Scollon: No. I got it wrong. From Moscowitz (1978:124).

As the formula (SàW) describes, the atactic sentence consists of a single word, and thus one part of speech. The semantic functions such as action, agent, or object have to be inferred by the listener, for there is no way to convey this in the atactic system. Nevertheless, Brenda is able to take advantage of several non-tactic devices for enriching the meaning of her messages:[3]

 Context: Relying on the context in which the message was uttered. In this case, this included the sound of the car outside. Context also includes the other sentences in the interaction. Brenda also took advantages of this.

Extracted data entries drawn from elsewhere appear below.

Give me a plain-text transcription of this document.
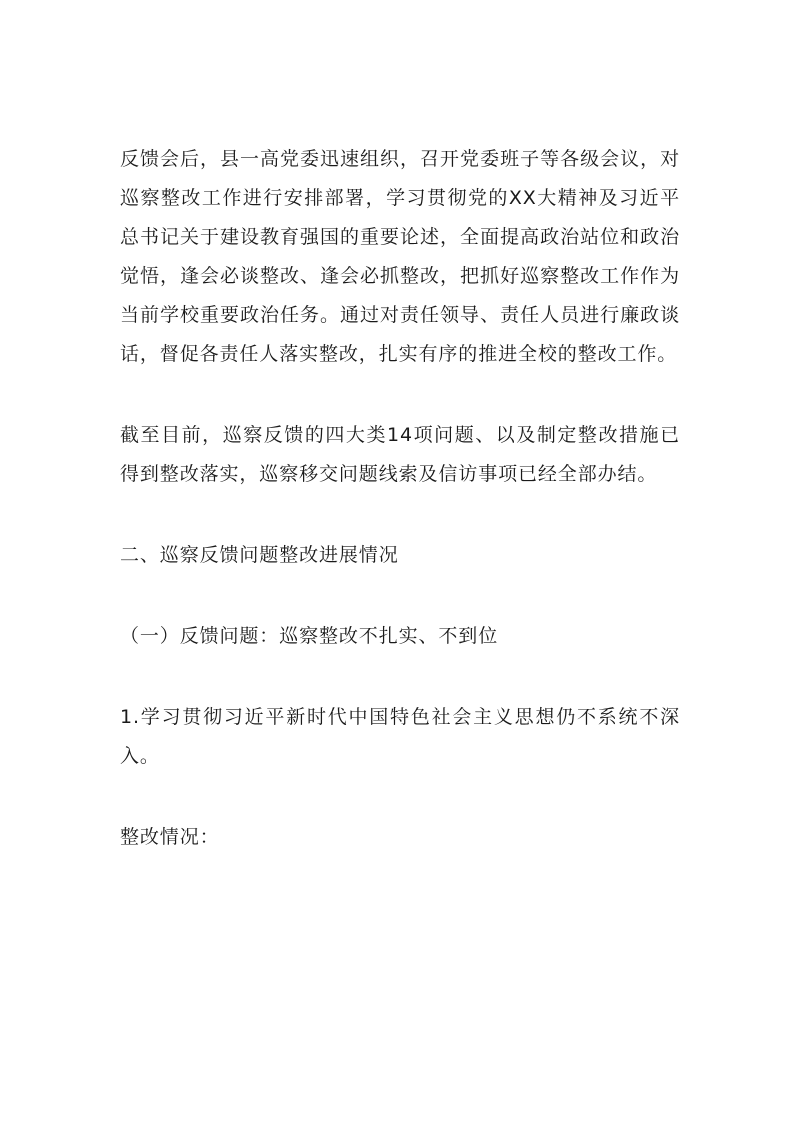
反馈会后，县一高党委迅速组织，召开党委班子等各级会议，对巡察整改工作进行安排部署，学习贯彻党的XX大精神及习近平总书记关于建设教育强国的重要论述，全面提高政治站位和政治觉悟，逢会必谈整改、逢会必抓整改，把抓好巡察整改工作作为当前学校重要政治任务。通过对责任领导、责任人员进行廉政谈话，督促各责任人落实整改，扎实有序的推进全校的整改工作。

截至目前，巡察反馈的四大类14项问题、以及制定整改措施已得到整改落实，巡察移交问题线索及信访事项已经全部办结。

二、巡察反馈问题整改进展情况

（一）反馈问题：巡察整改不扎实、不到位

1.学习贯彻习近平新时代中国特色社会主义思想仍不系统不深入。

整改情况：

Background knowledge: Relying on knowledge shared between the interlocutors. In this case, Brenda was relying on the knowledge of the car ride yesterday.

  Feedback: Interacting with the other for confirmation of understanding. Brenda used this several times during the exchange.

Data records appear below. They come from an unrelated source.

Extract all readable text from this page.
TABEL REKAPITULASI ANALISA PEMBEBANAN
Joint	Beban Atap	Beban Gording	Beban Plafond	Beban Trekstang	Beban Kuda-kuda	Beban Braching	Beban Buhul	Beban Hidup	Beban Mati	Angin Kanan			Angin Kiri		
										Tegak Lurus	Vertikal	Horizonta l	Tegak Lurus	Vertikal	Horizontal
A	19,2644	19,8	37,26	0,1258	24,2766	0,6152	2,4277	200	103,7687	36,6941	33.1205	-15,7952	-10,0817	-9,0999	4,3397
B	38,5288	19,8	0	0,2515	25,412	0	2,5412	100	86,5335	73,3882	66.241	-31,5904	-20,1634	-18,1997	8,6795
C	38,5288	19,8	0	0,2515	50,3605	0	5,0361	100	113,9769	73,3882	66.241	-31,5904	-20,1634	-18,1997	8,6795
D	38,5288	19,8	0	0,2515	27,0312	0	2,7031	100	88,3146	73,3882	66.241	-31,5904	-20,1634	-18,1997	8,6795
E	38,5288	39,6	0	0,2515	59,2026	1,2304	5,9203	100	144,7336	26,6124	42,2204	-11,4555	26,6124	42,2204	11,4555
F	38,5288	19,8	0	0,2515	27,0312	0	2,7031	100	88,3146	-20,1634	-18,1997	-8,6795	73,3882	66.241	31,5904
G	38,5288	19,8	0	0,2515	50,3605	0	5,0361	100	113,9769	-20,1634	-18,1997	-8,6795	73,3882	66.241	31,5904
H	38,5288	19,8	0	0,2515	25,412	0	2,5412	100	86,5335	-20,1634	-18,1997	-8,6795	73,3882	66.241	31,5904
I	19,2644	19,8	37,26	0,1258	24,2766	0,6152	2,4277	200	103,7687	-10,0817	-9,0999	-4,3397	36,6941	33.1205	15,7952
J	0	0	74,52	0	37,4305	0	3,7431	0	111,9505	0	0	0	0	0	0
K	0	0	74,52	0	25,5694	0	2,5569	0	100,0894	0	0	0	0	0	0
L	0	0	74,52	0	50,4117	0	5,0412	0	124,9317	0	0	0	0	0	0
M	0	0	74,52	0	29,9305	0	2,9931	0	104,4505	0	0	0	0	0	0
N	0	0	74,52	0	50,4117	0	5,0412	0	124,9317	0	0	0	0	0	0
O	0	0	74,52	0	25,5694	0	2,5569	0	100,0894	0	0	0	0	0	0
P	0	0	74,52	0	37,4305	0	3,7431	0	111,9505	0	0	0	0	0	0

  Iteration. While ataxis involves one-word sentences, iteration allows the user to repeat the sentence or issue a second in the same “paragraph.” Two different sentences in the same paragraph, when coupled with the use of context, produce results very similar to parataxis.

Example
Brenda: (a) Tapecorder. (b) Use it. (b) Use it.
Scollon: Use it for what?
Brenda: (c) Brenda talk. (d) Corder talk.
From Moscowitz (1978:124)

The Two-Word Stage. This stage follows the one-word stage somewhere around the second year of life. Sentences at third stage consist of paired lexical signs. In the example, (a) Tapecorder has been analyzed by the author as an (one word) atactic sentence because it appears to be a single word.[4] However, the sentences (b), (c) and (d) have been analyzed as paratactic. These examples reveal two important points about paratactic sentences:

  Word order is not important. The action (use) in is in the second position in (b), while the action (talk) is in the second position in sentences (c) and (c).

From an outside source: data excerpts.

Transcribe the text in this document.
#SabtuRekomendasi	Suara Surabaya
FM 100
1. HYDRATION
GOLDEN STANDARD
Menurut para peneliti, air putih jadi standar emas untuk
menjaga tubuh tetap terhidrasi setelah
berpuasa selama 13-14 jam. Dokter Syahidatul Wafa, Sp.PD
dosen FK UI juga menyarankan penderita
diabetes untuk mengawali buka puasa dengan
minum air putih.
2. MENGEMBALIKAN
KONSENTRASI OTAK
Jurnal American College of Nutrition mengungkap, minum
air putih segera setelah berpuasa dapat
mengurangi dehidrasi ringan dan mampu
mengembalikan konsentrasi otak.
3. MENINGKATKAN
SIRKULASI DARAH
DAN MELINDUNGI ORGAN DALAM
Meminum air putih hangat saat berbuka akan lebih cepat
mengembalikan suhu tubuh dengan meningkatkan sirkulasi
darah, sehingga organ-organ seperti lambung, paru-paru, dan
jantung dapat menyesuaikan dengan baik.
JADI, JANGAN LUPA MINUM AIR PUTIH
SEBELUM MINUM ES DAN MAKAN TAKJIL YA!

  The semantic relationship between the two words differs in these sentences. It is action-object in (b) and (d) and action-agent in (c).

Pivot/Open Grammar

Formula: S --> P:O; O:O; P:P

P=Pivot; O=Open

At one time this stage was analyzed as a “pivot/open” grammar based on the claim that this stage represented a beginning level of syntax, with two parts of speech. In the above example, “use” and “talk” would be pivot (verb-like) words and “it,” “Brenda” and “corder” would be open (noun-like) words. Note also, that sentence (a) could be analyzed as an Open-Open sentence. However, Bloom (1970) critiqued the pivot/open grammar by pointing out that, the determination of the part of speech was based on using the part of speech of the word to the nearest adult equivalent. Thus, because “talk” in the adult language is a verb, would be classed as a pivot word. Bloom favored an approach that analyzed how a word is used by the child. More importantly, the pivot/open grammar tells us nothing about how these sentences are to be interpreted than the paratactic grammar.

Paratactic Grammar

Formula: S --> W : W
S=Sentence; W=Word
Based on (Dwyer 1986).

An alternative to the pivot/open grammar is the paratactic grammar, which is far simpler, having only one rule and one part of speech (the word). This means that a paratactic sentence may consist of any two words in the lexicon and in any order. While the user may prefer some word combinations and word orders, it is the user, not the grammar, who introduces these preferences.

The interpretation of the meaning of a paratactic sentence (the signified) involves the intersection of the meaning of the two constituent words. This is very similar to the interpretation of nominal compounds in adult human language in the sense that the meaning of nominal compounds involves the intersection of the meanings of the two words involved. Thus the word “buttercup” has come to mean a “flower which is yellow (butter) and cup shaped.” Were it a paratactic sentence, it could have meant “a cup for butter” or even “a cup made out of butter.”